We mention this only to emphasize that we should not misconstrue our interest in Reich
during this milestone year of 2007 as an indication of any widespread awareness, knowledge
or curiosity about Reich in the mainstream American media or among the general public.)
Based on years of unpleasant experiences with the media, our second response to Mr.
Harkavy's overture was concern that his article might turn out to be a regurgitation of
the same inaccuracies, distortions, and snide innuendos that characterize much of what
people write about Reich and his work. But because Mr. Harkavy--a 40 year newspaper veteran--had written a decent article about The Wilhelm Reich Museum a few years back,
and was going to proceed with or without us on this new article, we wanted to assist him
in any way that we could.
During the first week of November 2007--coinciding with the 50th anniversary of Reich's
death--Mr.

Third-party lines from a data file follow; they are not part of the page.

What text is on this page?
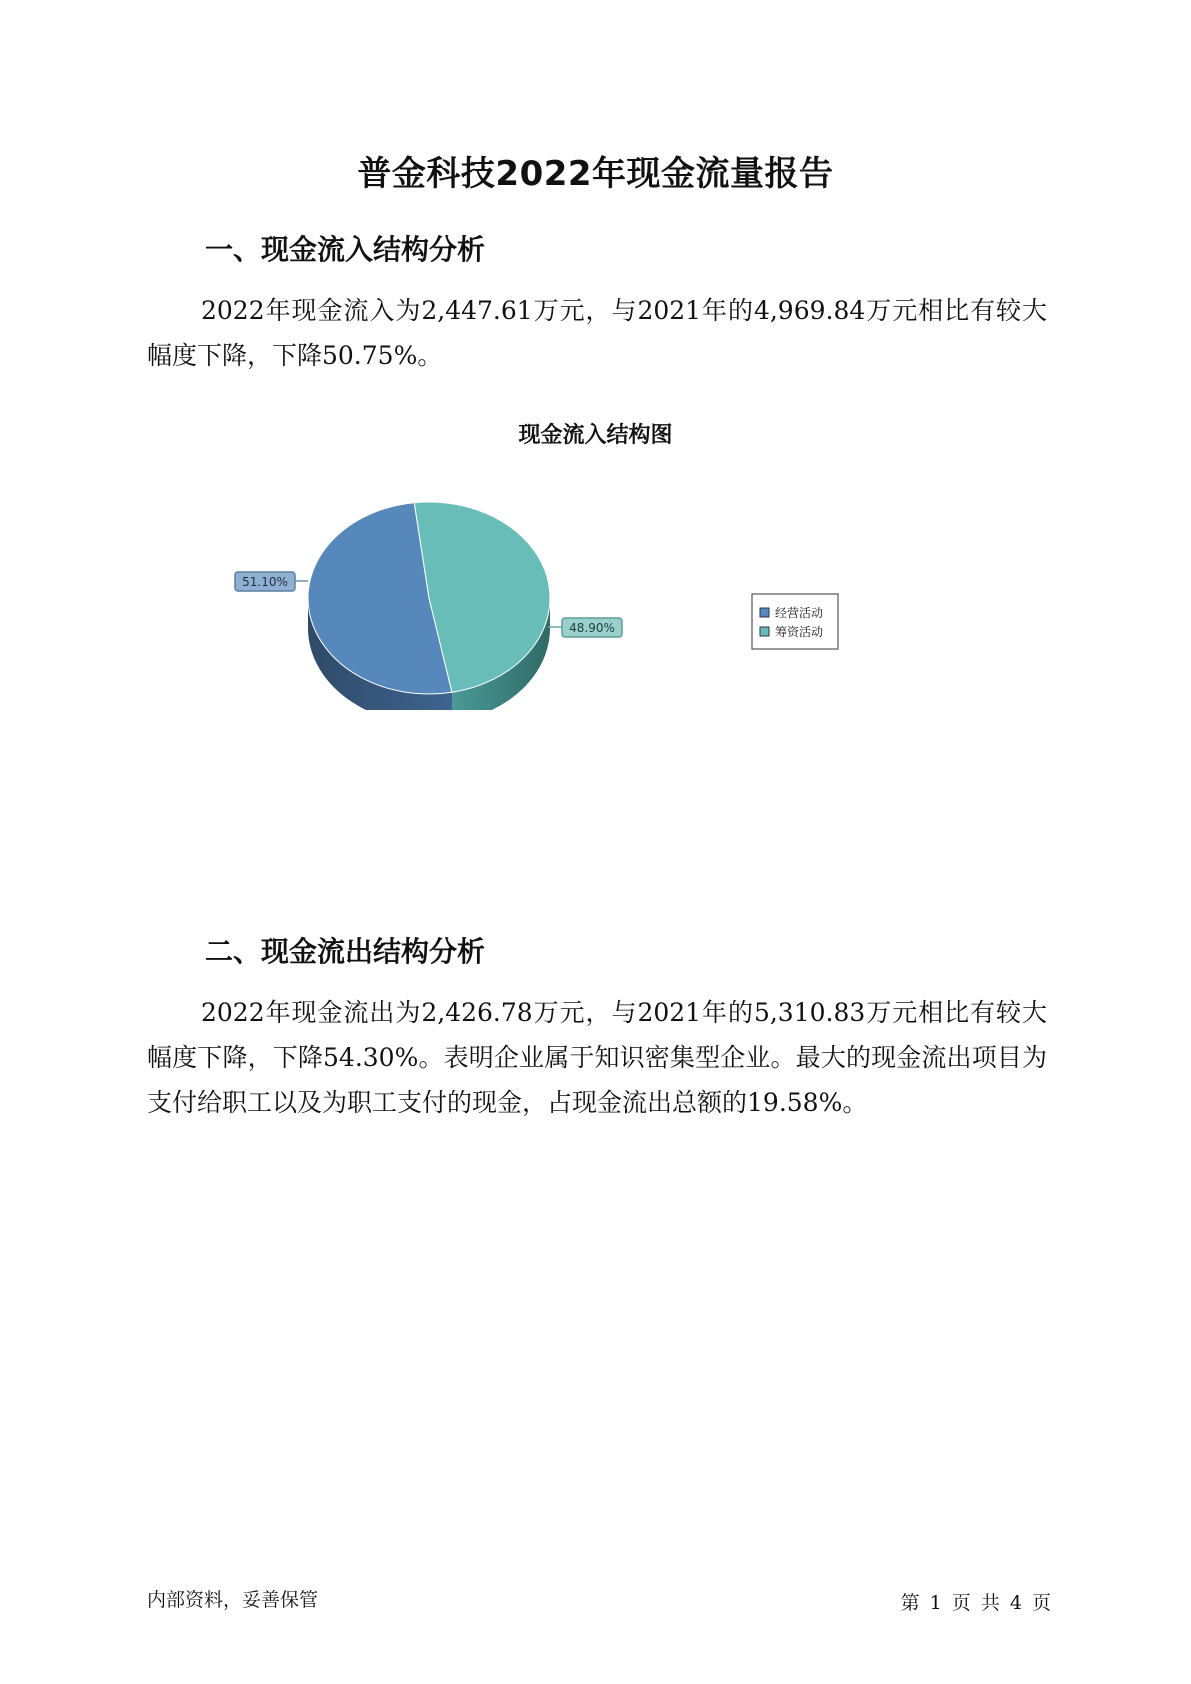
普金科技2022年现金流量报告
一、现金流入结构分析
2022年现金流入为2,447.61万元，与2021年的4,969.84万元相比有较大幅度下降，下降50.75%。
现金流入结构图
51.10%
48.90%
经营活动
筹资活动
二、现金流出结构分析
2022年现金流出为2,426.78万元，与2021年的5,310.83万元相比有较大幅度下降，下降54.30%。表明企业属于知识密集型企业。最大的现金流出项目为支付给职工以及为职工支付的现金，占现金流出总额的19.58%。
内部资料，妥善保管	第 1 页 共 4 页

Harkavy's article appeared in numerous Maine newspapers, as well as in
newspapers nationwide and various online news providers, including The Boston Globe,
The Washington Post, Newsday (Long Island's newspaper of record), The Hartford Courant, CNBC.com, Newsweek.com, and many others.

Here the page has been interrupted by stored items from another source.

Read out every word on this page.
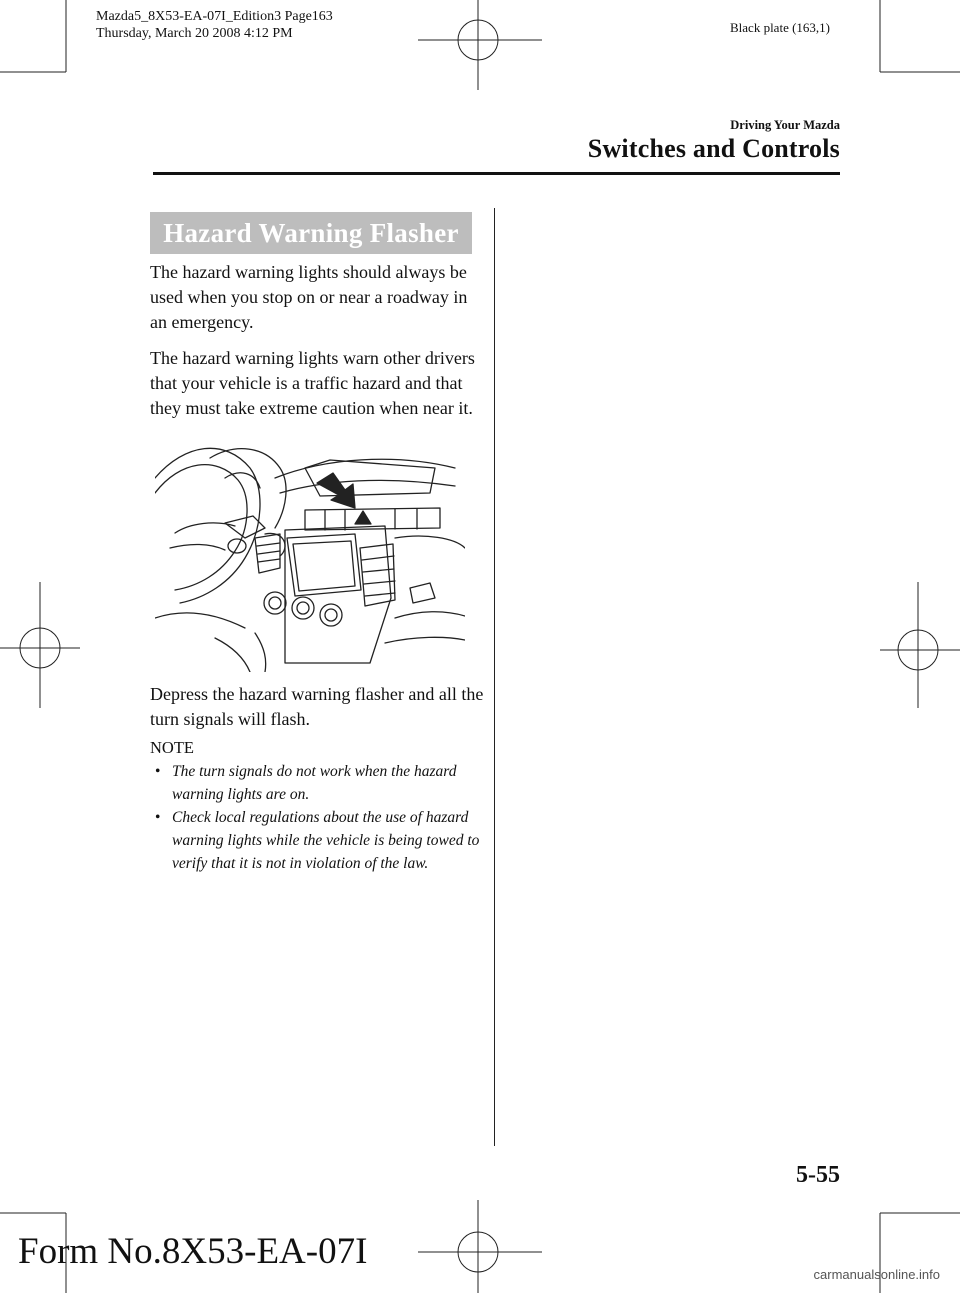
Mazda5_8X53-EA-07I_Edition3 Page163
Thursday, March 20 2008 4:12 PM	Black plate (163,1)
Driving Your Mazda
Switches and Controls
Hazard Warning Flasher
The hazard warning lights should always be used when you stop on or near a roadway in an emergency.
The hazard warning lights warn other drivers that your vehicle is a traffic hazard and that they must take extreme caution when near it.
Depress the hazard warning flasher and all the turn signals will flash.
NOTE
• The turn signals do not work when the hazard warning lights are on.
• Check local regulations about the use of hazard warning lights while the vehicle is being towed to verify that it is not in violation of the law.
5-55
Form No.8X53-EA-07I
carmanualsonline.info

And we're generally pleased with the content of the article. Mr. Harkavy was courteous
and professional during all of our personal and telephone contact with him, and the civil, evenhanded tone of his article was refreshingly free of the sarcasm, snideness, and innuendo
that we've come to expect from typical articles about Reich. Indeed, we hope that Mr. Harkavy's professional voice might serve as a model for other journalists writing about
Reich in the future.
Unfortunately, however, different headlines introduced different versions of Mr. Harkavy's article in different newspapers, with some headlines perpetuating the same sensationalized distortions that first appeared in print during Reich's lifetime. One of the most alarming
was the headline that appeared in The Hartford Courant in Connecticut (which boasts of
being "the oldest continuously published newspaper in America"):
WILHELM REICH'S LIFE IS MARKED
Controversial Collector of Purported
Sexual-Orgasm Energy Died in 1957
Thus, exactly 50 years after Reich's death, the inaccurate and distorted idea of the orgone energy accumulator as a sexual device is given new life by the American press.
When we asked Mr. Harkavy why different headlines and different versions of his article appeared in different newspapers nationwide, he was very forthcoming:
"We [The Associated Press] did not write it [The Hartford Courant headline].
In most cases, the newspaper crafts its own headline. We include a suggested
headline atop each story, which may or may not be the one that winds up
in print. In this case, the headline I wrote read: ‘50 years later, supporters
promote discredited scientist's work.' The headline we suggest appears
more often in online versions of the story.
It's pretty common to see the length of the story reduced as it goes through
the editing process. I wrote 1500 words, which got cut to less than 1,000 for
use on state lines. Then when it went nationally, it got trimmed some more.
This comes with the territory. And of course newspapers or Web sites that
choose to use it may trim it some more, often when they face constraints
on page space."
All of which is good to know. We appreciate all of Mr. Harkavy's efforts in researching and writing this article, and in being attentive to our concerns throughout.